Bisogna avere ancora un caos dentro di sé per partorire una stella danzante. Io vi dico: voi avete ancora del caos dentro di voi.

(F. Nietzsche)

"Nella terminologia psicologica, "possessione" significa che un complesso o qualche altro contenuto archetipico si è appropriato della personalità dell'io, ovvero che ne ha assunto la direzione, l'ha occupata.

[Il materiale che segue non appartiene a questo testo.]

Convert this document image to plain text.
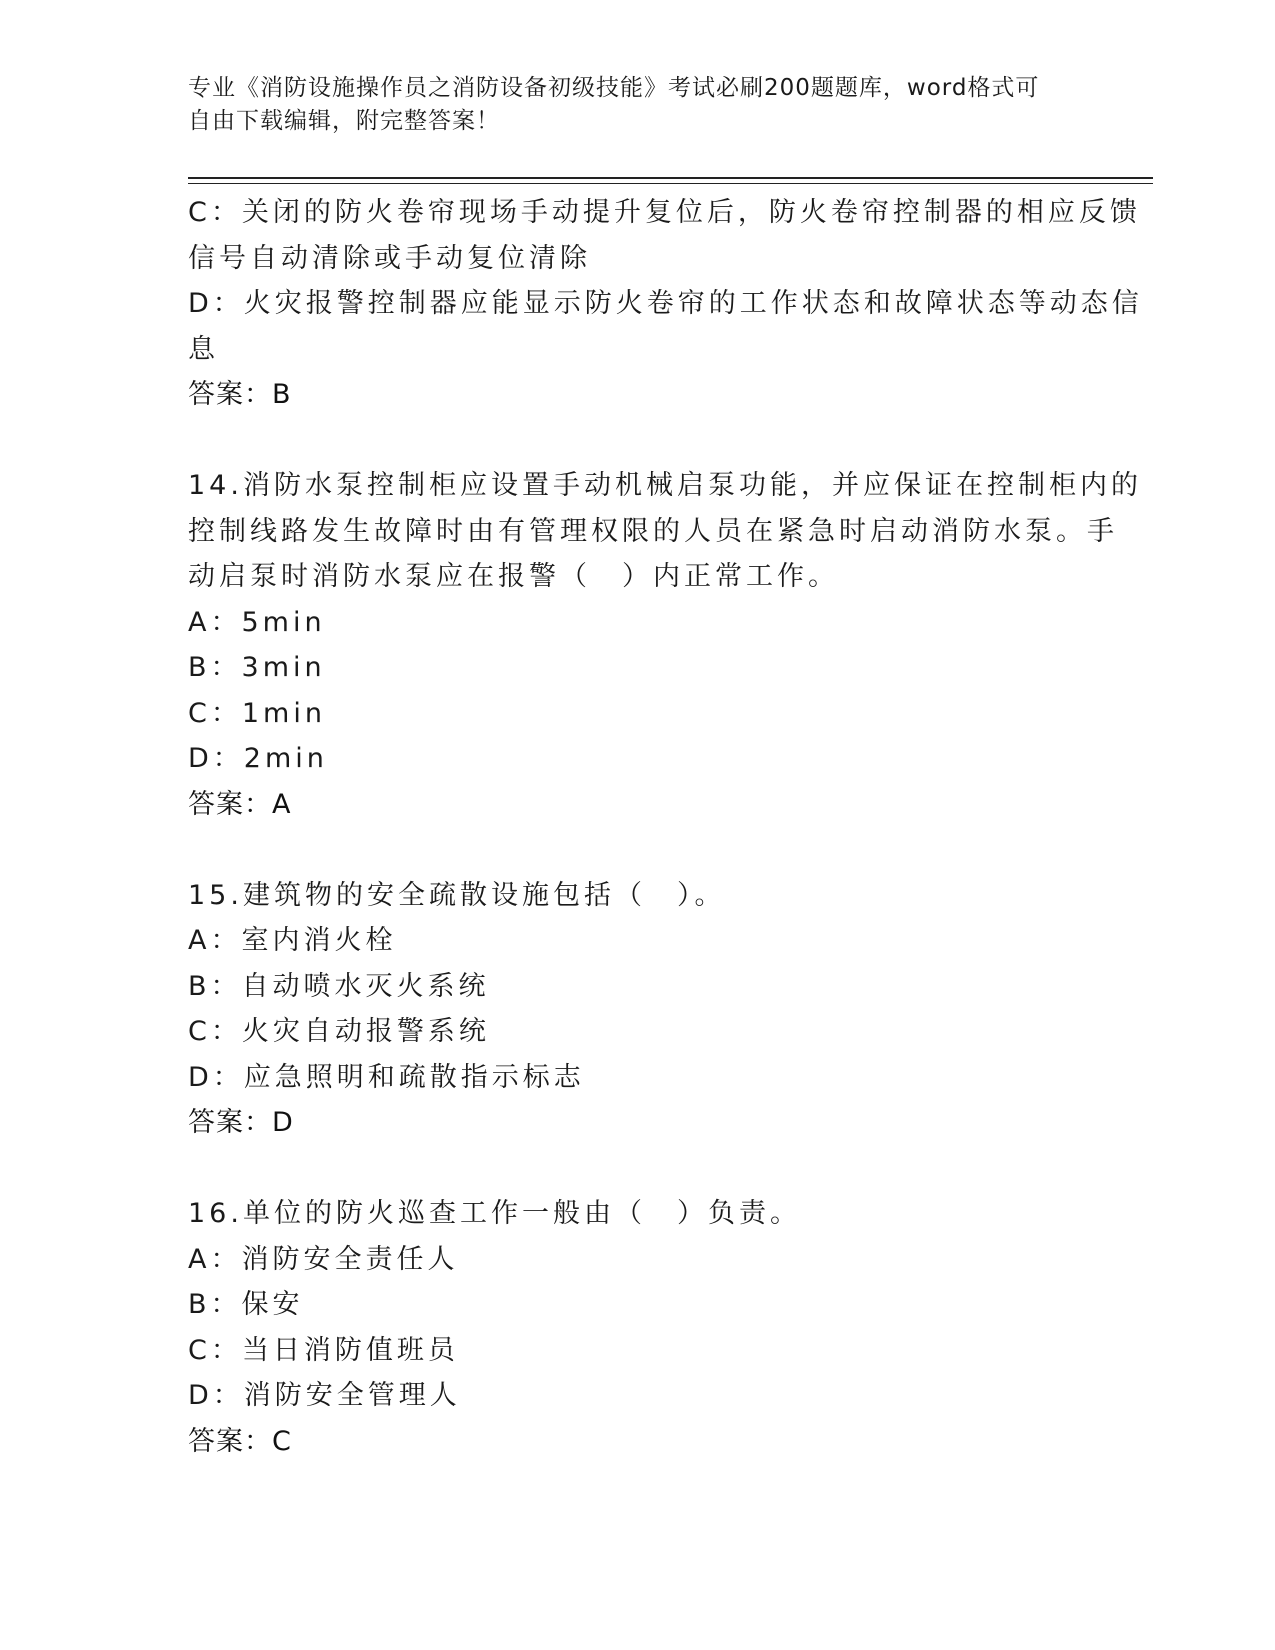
专业《消防设施操作员之消防设备初级技能》考试必刷200题题库，word格式可
自由下载编辑，附完整答案！
C：关闭的防火卷帘现场手动提升复位后，防火卷帘控制器的相应反馈
信号自动清除或手动复位清除
D：火灾报警控制器应能显示防火卷帘的工作状态和故障状态等动态信
息
答案：B
14.消防水泵控制柜应设置手动机械启泵功能，并应保证在控制柜内的
控制线路发生故障时由有管理权限的人员在紧急时启动消防水泵。手
动启泵时消防水泵应在报警（　）内正常工作。
A：5min
B：3min
C：1min
D：2min
答案：A
15.建筑物的安全疏散设施包括（　）。
A：室内消火栓
B：自动喷水灭火系统
C：火灾自动报警系统
D：应急照明和疏散指示标志
答案：D
16.单位的防火巡查工作一般由（　）负责。
A：消防安全责任人
B：保安
C：当日消防值班员
D：消防安全管理人
答案：C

Poiché possessione e assoggettamento sono sinonimi, l'io è oggetto di un vero e proprio "colpo di stato". A causa della forza e dell'ostinazione del sintomo nevrotico o psicotico, l'individuo è privo di scelta e impotente a disporre della sua volontà.
Charcot ebbe a dire al tempo della sua ricerca: "che i sintomi isterici sono le conseguenze di certe idee che hanno preso possesso del cervello del paziente". Da qui secondo Jung, Breuer prese le mosse per dar corpo a una teoria sulla quale poi Freud ebbe a dichiarare che essa "coincide con l'idea medievale di possessione, una volta che una formula psicologica abbia sostituito il demonio della fantasia dei preti".(5)
"Nel suo trattato De divinatione daemonum, scritto tra il 406 e il 411, Sant'Agostino espone i privilegi che i demoni hanno mantenuto della loro natura angelica. Creati all'origine del mondo, molto prima degli uomini, dispongono di una lunghissima esperienza, e di grande sapienza. Inoltre il loro corpo etereo, né veramente materiale né del tutto spirituale, conferisce loro una prodigiosa celerità e una sottigliezza per cui possono introdursi dappertutto, anche nel corpo e nello spirito degli uomini. Essi hanno, per esempio, "il potere di provocare persino le malattie, di rendere l'aria malsana, e di suscitare nei pensieri degli uomini certe visioni immaginative, tanto nella veglia come nel sogno". I demoni sono i signori del sogno, che perciò l'Alto Medioevo ha considerato con infinito sospetto".(6)
"Dopo il riconoscimento da parte di Freud, nella nevrosi moderna, di caratteristiche analoghe alla possessione medievale, la freudiana interpretazione dei sogni si presentava come un tentativo di investigare sulle cause alla radice di tale possessione. Tale approccio alla psiche posseduta, secondo Jung, era volto a detronizzare l'occupante o l'agente repressore; in quanto tale, esso gli appariva ammirevole ma limitato".(7)
"Giustamente U.Galimberti sottolinea questo limite nel freudismo quando scrive: Da Eraclito a Goethe, la natura ama nascondersi. Con Freud l'itinerario che si dischiude porta a scoprire il nascondimento segreto. L'ipotesi è illuministica, la categoria che la presiede è il progresso della civiltà sulla natura, la metafora che fa da sfondo è il colonialismo. Dov'era l'Es, deve subentrare l'Io". L'inconscio non è eterna creatività di forme, spettacolo per sempre nuovi spettatori, ma landa da civilizzare, terra disponibile per le opere della ragione".(8)
"La psicologia di Jung punta alla funzione terapeutica più ardita lasciando campo libero al simbolico e al religioso, con l'idea che una simile energia irriducibile e non quantificabile produce la "restitutio ad integrum" dell'essere.
Si è dunque nel pieno significato di re-ligo e di syn-ballein: legare, attaccare, mettere insieme; che dai latini al medioevo riconduce l'uomo al Dio vivente, con pietà. Con il processo di individuazione l'Io razionale è ricondotto, con pietas, a ri-legarsi con l'anima, con la psiche inconscia o mondo irrazionale che sia, con l'Ombra, con l'aspetto primario di sauro, con gli istinti, e insomma con le più abissali ambivalenze pulsionali".(9)


Note

  1. La storia del Gruppo di Firenze è ampiamente descritta in, La danza degli archetipi - Sicuteri R., Cicali C. A., Bigazzi D., Tirinato A., Barillaro B., CUEN, Napoli 1989.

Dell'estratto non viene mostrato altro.